Bernard__10_ans_en_communiant

Photo souvenir de notre Communion solennelle

Et puis, c'est enfin la libération de notre Pays et de sa chère commune de Luneray à laquelle il était viscéralement attaché. Dès lors, tout le monde renaît à la vie. Lui-même retrouve son beau sourire d'antan et reprend beaucoup de plaisir à fredonner le répertoire de l'époque. Sa superbe voix de ténor léger enflamme tous les auditoires. C'est vrai qu'il chante juste pour avoir été un choriste de qualité dans la chorale de M. Boudier, au cours des années vingt. Nous aimons l'entendre changer !

Trois courtes années d'intense bonheur durant lesquelles Henri profite pleinement des joies familiales. Et puis c'est le drame avant de se rendre à la messe de minuit de Noël 1947. Dans une envie pressante d'uriner, il découvre des saignements alarmants et s'en confie à notre mère. L'on nous en informe rapidement et des inquiétudes naissent.
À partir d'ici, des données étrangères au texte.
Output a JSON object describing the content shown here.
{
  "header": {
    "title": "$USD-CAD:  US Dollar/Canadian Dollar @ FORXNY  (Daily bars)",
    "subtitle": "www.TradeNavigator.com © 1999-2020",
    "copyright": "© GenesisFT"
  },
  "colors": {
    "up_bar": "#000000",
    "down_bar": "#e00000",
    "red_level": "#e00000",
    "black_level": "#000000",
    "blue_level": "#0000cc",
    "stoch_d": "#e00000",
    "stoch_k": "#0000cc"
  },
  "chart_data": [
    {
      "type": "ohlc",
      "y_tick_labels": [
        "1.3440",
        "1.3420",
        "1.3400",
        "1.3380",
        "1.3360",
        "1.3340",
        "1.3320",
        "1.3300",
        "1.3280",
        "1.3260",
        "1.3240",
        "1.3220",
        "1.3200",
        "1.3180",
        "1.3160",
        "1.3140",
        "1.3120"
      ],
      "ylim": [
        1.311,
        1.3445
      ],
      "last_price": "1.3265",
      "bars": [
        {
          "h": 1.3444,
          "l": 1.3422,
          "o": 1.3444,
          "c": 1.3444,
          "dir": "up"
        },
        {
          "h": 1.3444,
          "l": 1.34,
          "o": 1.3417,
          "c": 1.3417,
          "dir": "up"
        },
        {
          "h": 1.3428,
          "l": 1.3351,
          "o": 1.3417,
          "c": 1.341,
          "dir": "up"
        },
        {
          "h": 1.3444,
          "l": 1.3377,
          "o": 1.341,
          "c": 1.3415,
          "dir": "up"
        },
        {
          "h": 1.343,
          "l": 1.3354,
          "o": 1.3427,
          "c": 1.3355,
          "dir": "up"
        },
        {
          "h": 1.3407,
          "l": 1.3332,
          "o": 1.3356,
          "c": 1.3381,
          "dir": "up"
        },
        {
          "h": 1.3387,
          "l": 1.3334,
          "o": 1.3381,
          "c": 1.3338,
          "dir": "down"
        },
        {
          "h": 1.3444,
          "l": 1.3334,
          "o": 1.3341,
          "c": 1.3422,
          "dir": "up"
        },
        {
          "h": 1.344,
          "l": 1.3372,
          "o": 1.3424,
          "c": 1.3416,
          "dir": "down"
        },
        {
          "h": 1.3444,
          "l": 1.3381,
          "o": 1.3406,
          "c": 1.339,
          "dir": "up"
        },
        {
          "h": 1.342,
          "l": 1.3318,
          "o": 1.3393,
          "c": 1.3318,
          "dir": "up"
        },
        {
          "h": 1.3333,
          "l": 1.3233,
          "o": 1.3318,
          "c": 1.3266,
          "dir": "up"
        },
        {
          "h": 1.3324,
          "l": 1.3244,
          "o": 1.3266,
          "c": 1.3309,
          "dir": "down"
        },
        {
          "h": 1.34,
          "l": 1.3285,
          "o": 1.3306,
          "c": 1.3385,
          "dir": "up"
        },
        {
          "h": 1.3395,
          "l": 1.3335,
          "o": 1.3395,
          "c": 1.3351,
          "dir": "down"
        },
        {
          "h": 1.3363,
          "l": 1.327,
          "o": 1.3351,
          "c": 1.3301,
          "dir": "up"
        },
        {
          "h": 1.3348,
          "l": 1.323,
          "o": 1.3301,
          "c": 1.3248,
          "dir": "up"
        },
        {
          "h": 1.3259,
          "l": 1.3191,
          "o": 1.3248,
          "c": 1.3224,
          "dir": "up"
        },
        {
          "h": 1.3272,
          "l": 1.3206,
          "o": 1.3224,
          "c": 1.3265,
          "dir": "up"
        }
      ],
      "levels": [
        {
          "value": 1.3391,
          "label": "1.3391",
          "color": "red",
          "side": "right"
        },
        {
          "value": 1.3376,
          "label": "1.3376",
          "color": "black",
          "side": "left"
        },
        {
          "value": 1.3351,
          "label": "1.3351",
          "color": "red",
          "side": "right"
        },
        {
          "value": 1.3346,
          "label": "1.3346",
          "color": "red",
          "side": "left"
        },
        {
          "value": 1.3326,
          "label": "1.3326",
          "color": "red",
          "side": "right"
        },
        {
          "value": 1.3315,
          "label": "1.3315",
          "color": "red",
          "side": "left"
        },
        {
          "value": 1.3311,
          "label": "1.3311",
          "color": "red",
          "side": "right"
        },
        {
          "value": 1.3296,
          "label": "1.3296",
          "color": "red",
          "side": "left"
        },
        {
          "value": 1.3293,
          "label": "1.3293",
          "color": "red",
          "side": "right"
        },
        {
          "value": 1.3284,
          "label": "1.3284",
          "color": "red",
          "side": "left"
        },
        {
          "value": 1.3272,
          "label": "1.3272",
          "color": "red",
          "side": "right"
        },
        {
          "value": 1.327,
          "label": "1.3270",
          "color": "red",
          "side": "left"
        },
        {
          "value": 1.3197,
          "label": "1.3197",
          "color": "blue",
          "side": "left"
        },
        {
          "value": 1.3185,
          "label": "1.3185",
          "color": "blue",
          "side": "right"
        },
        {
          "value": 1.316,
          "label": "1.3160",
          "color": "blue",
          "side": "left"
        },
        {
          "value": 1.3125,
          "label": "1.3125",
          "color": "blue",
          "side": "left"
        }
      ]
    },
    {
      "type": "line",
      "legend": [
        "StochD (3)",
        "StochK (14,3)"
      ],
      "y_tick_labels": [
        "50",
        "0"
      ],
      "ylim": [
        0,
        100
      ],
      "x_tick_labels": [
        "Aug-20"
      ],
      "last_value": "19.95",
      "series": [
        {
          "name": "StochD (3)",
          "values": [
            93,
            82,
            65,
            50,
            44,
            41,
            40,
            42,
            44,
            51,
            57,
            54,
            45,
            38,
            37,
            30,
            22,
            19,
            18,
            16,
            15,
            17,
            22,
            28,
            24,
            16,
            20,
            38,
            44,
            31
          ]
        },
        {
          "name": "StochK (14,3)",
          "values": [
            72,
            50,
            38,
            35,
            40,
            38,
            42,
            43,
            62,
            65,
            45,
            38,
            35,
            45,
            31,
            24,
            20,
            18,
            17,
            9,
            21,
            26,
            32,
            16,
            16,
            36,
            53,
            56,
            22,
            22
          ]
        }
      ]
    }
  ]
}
Les examens et analyses médicales ne révèlent rien de bon et il faut se rendre à l'évidence. Une opération est projetée pour l'ablation de son rein gauche. Nous allons vivre trois semaines de cauchemar et d'insomnies pour nous préparer au drame de la mort qui fait son oeuvre en ce mardi 13 avril 1948.
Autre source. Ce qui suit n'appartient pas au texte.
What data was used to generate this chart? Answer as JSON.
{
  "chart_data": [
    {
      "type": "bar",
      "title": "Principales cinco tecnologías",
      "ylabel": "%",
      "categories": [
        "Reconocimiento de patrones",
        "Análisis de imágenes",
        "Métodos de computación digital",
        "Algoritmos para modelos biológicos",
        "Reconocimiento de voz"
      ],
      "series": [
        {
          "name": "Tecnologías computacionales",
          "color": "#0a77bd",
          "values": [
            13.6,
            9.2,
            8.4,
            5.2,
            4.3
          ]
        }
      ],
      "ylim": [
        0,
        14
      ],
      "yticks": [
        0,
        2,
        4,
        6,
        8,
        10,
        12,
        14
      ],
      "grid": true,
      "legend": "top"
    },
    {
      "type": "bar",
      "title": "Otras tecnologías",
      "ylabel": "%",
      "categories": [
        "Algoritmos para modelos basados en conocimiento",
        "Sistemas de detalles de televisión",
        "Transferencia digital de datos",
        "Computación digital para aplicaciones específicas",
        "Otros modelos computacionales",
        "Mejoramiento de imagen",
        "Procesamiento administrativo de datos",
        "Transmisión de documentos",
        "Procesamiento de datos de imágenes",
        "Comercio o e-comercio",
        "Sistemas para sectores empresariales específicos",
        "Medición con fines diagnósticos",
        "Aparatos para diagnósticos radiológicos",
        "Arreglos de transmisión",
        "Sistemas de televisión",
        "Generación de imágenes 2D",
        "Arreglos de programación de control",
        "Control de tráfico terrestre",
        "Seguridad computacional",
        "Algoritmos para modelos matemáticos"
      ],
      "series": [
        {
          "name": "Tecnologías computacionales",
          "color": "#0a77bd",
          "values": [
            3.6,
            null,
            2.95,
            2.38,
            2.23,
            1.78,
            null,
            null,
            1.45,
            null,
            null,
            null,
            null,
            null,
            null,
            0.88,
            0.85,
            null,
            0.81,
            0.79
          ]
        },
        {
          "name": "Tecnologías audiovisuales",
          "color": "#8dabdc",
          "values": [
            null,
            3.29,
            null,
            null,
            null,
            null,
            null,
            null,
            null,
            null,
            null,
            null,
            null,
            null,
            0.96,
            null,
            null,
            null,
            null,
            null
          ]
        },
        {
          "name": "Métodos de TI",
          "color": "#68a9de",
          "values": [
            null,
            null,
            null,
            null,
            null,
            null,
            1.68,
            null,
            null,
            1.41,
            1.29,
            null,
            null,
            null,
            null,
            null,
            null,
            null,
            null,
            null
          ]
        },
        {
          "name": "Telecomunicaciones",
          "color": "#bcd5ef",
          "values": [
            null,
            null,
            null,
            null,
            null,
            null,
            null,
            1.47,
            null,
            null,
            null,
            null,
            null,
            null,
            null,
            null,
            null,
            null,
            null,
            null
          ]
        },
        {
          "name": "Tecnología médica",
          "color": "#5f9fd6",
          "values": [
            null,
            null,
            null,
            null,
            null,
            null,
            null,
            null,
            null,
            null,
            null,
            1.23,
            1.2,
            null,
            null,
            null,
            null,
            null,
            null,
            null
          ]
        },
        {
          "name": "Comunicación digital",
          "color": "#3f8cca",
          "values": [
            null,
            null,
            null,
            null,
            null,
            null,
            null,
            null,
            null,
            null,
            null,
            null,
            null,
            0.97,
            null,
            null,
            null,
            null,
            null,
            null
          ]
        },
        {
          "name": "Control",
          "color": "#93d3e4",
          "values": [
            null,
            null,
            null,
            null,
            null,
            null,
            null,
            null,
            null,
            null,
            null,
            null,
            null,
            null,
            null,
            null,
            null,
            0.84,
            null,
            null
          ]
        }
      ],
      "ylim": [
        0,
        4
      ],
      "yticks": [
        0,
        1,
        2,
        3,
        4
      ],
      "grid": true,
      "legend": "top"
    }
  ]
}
Depuis soixante ans, je ne cesse de penser à cette tragédie qui mettait fin à mes rêves d'enfant et de jeune adolescent. A 15 ans, je devenais le Chef de famille et je découvrais toute l'étendue de mes nouvelles responsabilités. Il me fallait arrêter mes études pour subvenir aux ressources familiales et accomplir les travaux agricoles. Que de douloureux et pénibles souvenirs ineffaçables de ma mémoire !   

Bernard_et_cheval

Retour de travaux dans les champs - 1948 - 1956

A toi Cher Papa qui me regardes de Là-haut en compagnie de ton inégalable épouse Berthe, sachez tous deux que votre souvenir me hante chaque jour et que mes pensées filiales affectueuses tendent constamment vers vous. A ma manière, c'est le plus bel hommage que je pouvais vous offrir en ce jour de triste anniversaire, en écrivant ces succinctes et émouvantes lignes.